Dear Friends,
Have you noticed that when I miss a week of writing to you….(in case you didn’t realize it yet, I didn’t send “From the Rev” last Wednesday)…the next Wednesday I tend to drone on and on. I feel it coming today.
I’ve been a bit nostalgic recently. I’m not sure why, maybe it’s the ending of one year and a new year beginning. Maybe I’m just getting old. Probably both. “Nostalgia” is defined as “a bittersweet longing for things, persons, or situations of the past.”
Perhaps you already knew this, but I just read the other day that Encyclopedia Brittanica died in 2012. It was in an article talking about the “good old days” old technology, the printed encyclopedia, which at one time represented the penultimate way to organize knowledge.
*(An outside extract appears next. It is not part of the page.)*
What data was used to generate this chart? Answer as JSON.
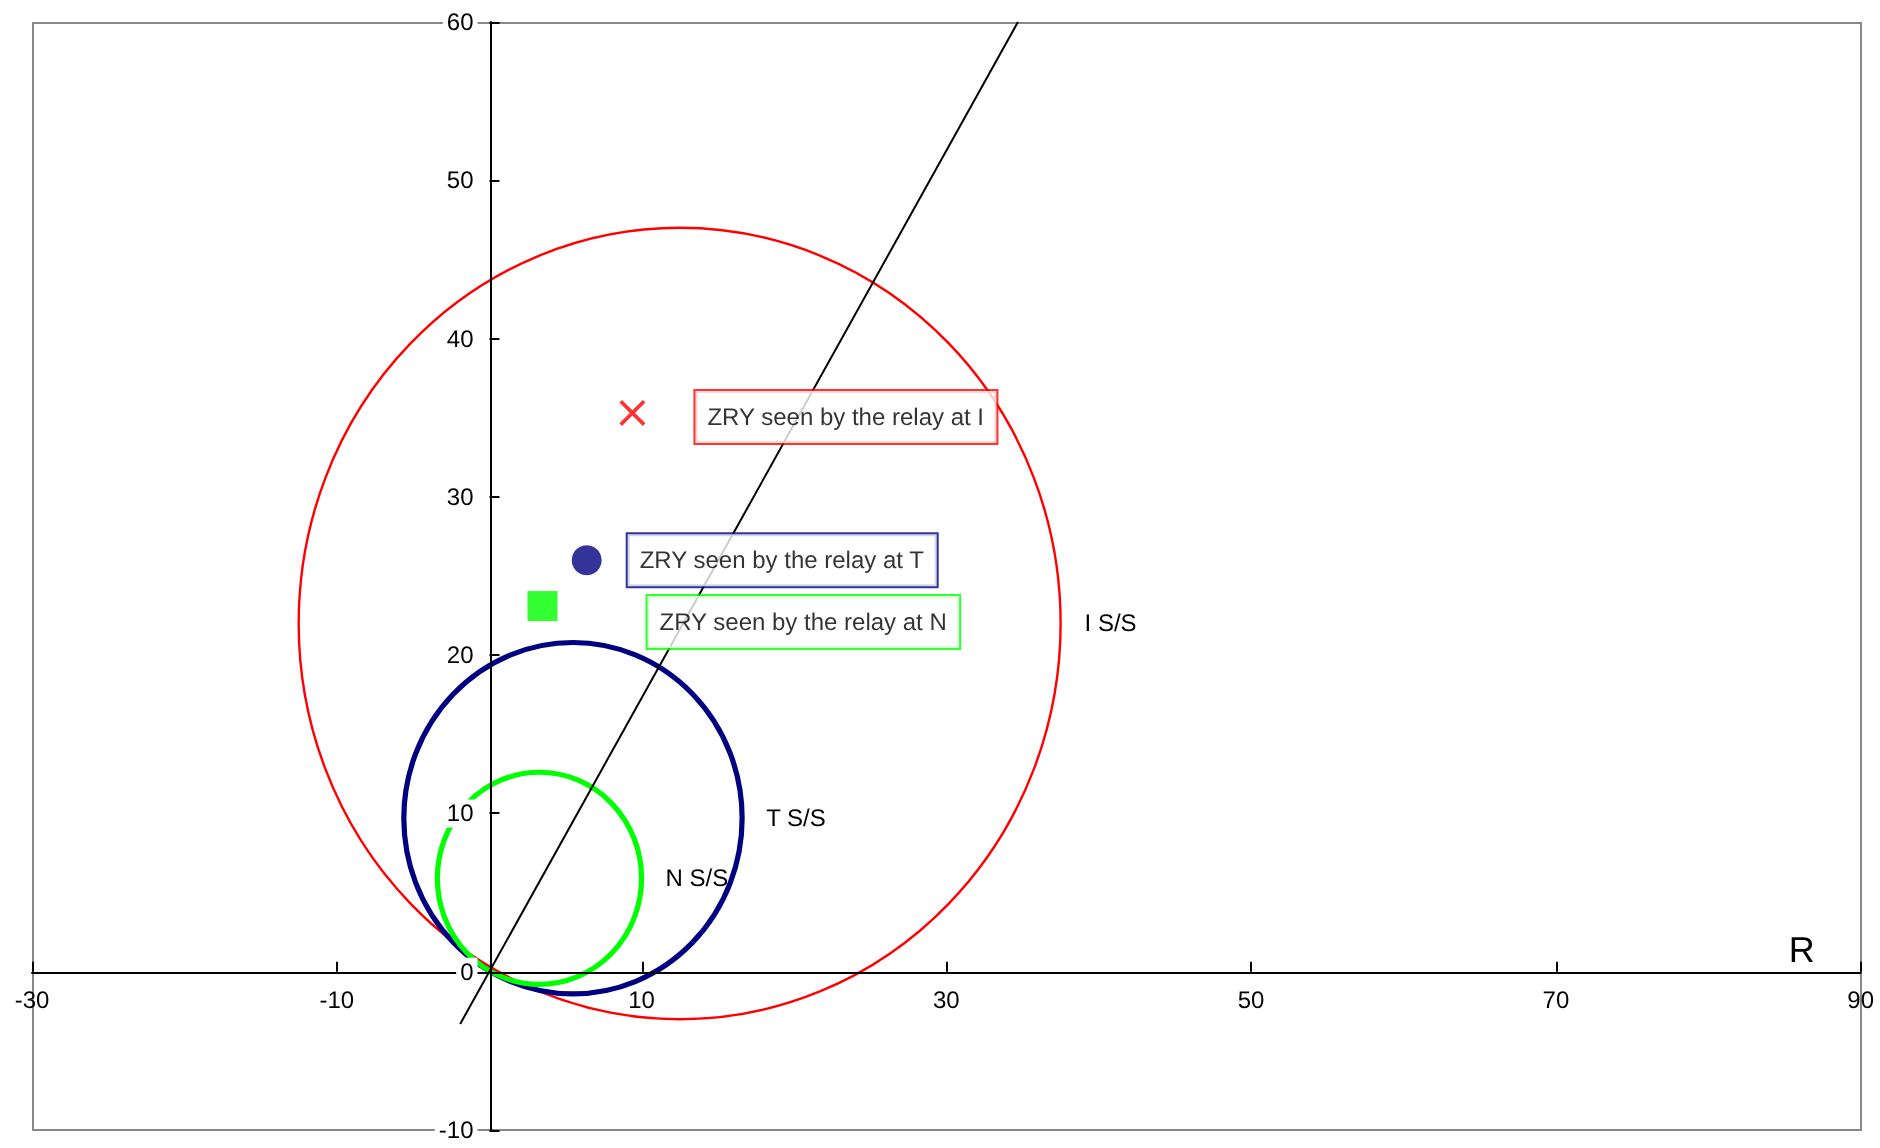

Until its demise the Encyclopedia Brittanica was the oldest continually print edition encyclopedia in the world. Its volumes graced the bookshelves of scholars, school children and libraries for 244 years.
When I was growing up, my family’s encyclopedia was The World Book. It is still being published, all 22 volumes, 14,000-plus pages, for $949. I have wonderful memories of those encyclopedia’s in my childhood home. We didn’t have a lot of money, but my parents thought they were important enough to buy the whole set for my sisters and me. So if we needed to write a school report on Africa or human sight or wondered what the smallest country in the world was or just wanted to lose ourselves on a rainy afternoon in Volume “W” (warthogs, weather, Washington D.C.), the book was there, waiting to be opened and explored.
This is the point where you might expect me to start writing nostalgically about the death of the Encyclopedia Britannica and launch into a speech about “the good old days.” Then I would decry how cold the internet is, how a Kindle or an IPad can’t compare to the heft of a volume of World Book. And then we could sing together “Those were the days, my friends, we thought they’d never end….”
But the mistake of nostalgia is that we have this human tendency to remember and worship the past as the “good days” as compared to the supposed “bad days” of now. Understand, nostalgia is not always bad. When I write about my Father, as I did a few weeks ago, I re-visit him through the wonderful gift of human memory even though he is no longer alive. I take a step into my past, and I’m comforted by those memories. That is good nostalgia.
But these days I hear so much bad nostalgia: lamenting about what we’ve lost or how we got lost and how we must return to the past. I hear politicians speak about returning America to “what it was,” to its “greatness”…as if to turn the nation back is as easy as making a syrupy speech. I do sympathize with the nostalgic among us. We live in a time of radical cultural and technological change which can feel as if we are being thrown much too fast into the future. What is not changing these days? Not much!
Bad nostalgia commits one unavoidable sin. The past remembered is really not true…not objectively. It’s a past we remember selectively, sometimes narrowly, often sugar-coated, certainly romantic. The “bad stuff” inevitably gets edited out. Author John Steinbeck wrote:
Even while I protest the assembly-line production of our food, our songs, our language, and eventually our souls, I know that it was a rare home that baked good bread in the old days. Mother’s cooking was with rare exceptions poor, that good unpasteurized milk touched only by flies and bits of manure crawled with bacteria, the healthy old-time life was riddled with aches, sudden death from unknown causes, and that sweet local speech I mourn was the child of illiteracy and ignorance. It is the nature of a man as he grows older, a small bridge in time, to protest against change…
Bad nostalgia doesn’t allow the room to remember times of great change when everything shifted for the better: Yesterday, polio…today a vaccine; Yesterday intolerance of “the other” for their religion, skin color, or sexual orientation…today, a more civil nation; today, cancer…tomorrow (perhaps) a medical breakthrough. But for this to happen we can’t get stuck in a past that never really existed, nor fear a future yet to be born.
Life is finally change. Yes, we can sweetly remember the past. Yes, we can be grateful for it. Yes, we can learn from it. But finally, we can never, ever go back.
So farewell Encyclopedia Brittanica. You did a great job but you had to die to make way for the awesome information wave that is transforming our world in ways we could never have dreamed.
As a person of faith I finally rely on the advice of the psalmist: “This is the day that the Lord has made. Let us rejoice and be glad in it.” Yes, those were the days, my friends. Yes, these are the days, my friends. But imagine what is yet to come!